# AllegroGraph LLM Embedding Examples

In [1]:
from franz.openrdf.connect import ag_connect
from franz.openrdf.vocabulary import RDF, RDFS
from llm_utils import BufferTriples, addArbitraryTextString, read_text, FindNearestNeighbors, AskMyDocuments
from franz.openrdf.model.value import URI
from langchain.text_splitter import RecursiveCharacterTextSplitter
from langchain.schema.document import Document
import shortuuid
import pandas as pd
import urllib
import textwrap
import os

#set your environment variables here
os.environ['AGRAPH_USER'] = 'your username'
os.environ['AGRAPH_PASSWORD'] = 'your password'
os.environ['AGRAPH_HOST'] = 'your hostname' #Note that if you are on an AllegroGraph cloud server, your agraph_host might look something like the following: https://ag1zzkvywf0yteww.allegrograph.cloud
os.environ['AGRAPH_PORT'] = 'your port' #If you you are on an AllegroGraph cloud server, your port should be '443'

Before starting any other work it is very important to set your openai API key in your AG server. The directions are present in the README, but are added here as well due to their importance.
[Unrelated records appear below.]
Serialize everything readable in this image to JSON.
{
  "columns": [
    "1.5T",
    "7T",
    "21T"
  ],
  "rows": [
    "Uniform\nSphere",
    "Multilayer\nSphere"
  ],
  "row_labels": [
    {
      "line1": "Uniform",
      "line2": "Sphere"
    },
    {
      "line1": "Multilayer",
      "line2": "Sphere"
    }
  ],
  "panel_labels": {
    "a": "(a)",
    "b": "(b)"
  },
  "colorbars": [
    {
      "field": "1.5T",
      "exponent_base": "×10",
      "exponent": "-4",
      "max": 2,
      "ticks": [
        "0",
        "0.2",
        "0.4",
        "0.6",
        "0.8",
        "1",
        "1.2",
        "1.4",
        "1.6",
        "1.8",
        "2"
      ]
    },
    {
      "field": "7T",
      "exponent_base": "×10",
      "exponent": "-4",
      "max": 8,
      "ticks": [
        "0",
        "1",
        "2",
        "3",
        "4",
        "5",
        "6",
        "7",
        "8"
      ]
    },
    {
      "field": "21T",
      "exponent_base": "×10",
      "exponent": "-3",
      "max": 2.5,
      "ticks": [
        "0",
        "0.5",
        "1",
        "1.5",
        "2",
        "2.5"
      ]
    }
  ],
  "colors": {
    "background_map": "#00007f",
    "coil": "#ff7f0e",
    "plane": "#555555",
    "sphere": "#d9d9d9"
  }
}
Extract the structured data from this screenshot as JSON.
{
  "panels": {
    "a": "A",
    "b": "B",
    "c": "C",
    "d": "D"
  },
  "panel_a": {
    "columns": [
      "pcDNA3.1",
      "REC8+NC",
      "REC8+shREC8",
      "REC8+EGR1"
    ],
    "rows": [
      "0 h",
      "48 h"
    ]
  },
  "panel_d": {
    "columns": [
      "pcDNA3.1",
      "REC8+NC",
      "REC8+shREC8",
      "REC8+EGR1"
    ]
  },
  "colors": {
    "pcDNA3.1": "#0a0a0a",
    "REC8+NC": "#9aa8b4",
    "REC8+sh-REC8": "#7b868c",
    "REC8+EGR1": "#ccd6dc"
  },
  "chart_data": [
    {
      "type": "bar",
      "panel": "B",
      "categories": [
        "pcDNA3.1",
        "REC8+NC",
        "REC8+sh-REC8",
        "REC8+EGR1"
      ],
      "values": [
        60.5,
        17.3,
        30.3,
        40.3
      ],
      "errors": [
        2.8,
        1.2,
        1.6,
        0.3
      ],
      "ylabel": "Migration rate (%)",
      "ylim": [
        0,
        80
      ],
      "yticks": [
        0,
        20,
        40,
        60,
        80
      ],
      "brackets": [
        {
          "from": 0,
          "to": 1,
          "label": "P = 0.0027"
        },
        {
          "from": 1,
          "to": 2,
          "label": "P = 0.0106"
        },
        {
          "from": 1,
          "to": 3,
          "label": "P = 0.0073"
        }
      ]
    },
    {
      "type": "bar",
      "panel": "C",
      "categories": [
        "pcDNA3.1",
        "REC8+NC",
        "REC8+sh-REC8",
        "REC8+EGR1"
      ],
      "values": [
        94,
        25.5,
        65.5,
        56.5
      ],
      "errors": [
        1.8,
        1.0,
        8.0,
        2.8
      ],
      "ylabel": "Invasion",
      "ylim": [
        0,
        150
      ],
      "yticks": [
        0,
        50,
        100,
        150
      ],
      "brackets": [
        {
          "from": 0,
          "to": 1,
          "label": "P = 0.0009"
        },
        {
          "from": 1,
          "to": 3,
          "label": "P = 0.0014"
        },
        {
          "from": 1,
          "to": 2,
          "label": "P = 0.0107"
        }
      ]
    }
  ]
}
1. Please navigate to your local installation of the new webview
2. Go to the repository where your data is stored (`llm-philosophy` if you're using the repo created from this demo)
3. Go to `Repository Control` in the left column under `Repository` and search for `query execution options`. Select it.
4. Select `+ New Query Option` and add **openaiApiKey** as the _name_, and your OpenAI api key as the _value_. Set the `Scope` to **Repository** (You will have to do this for both examples)
5. Don't forget to save by hitting `Save Query Options`!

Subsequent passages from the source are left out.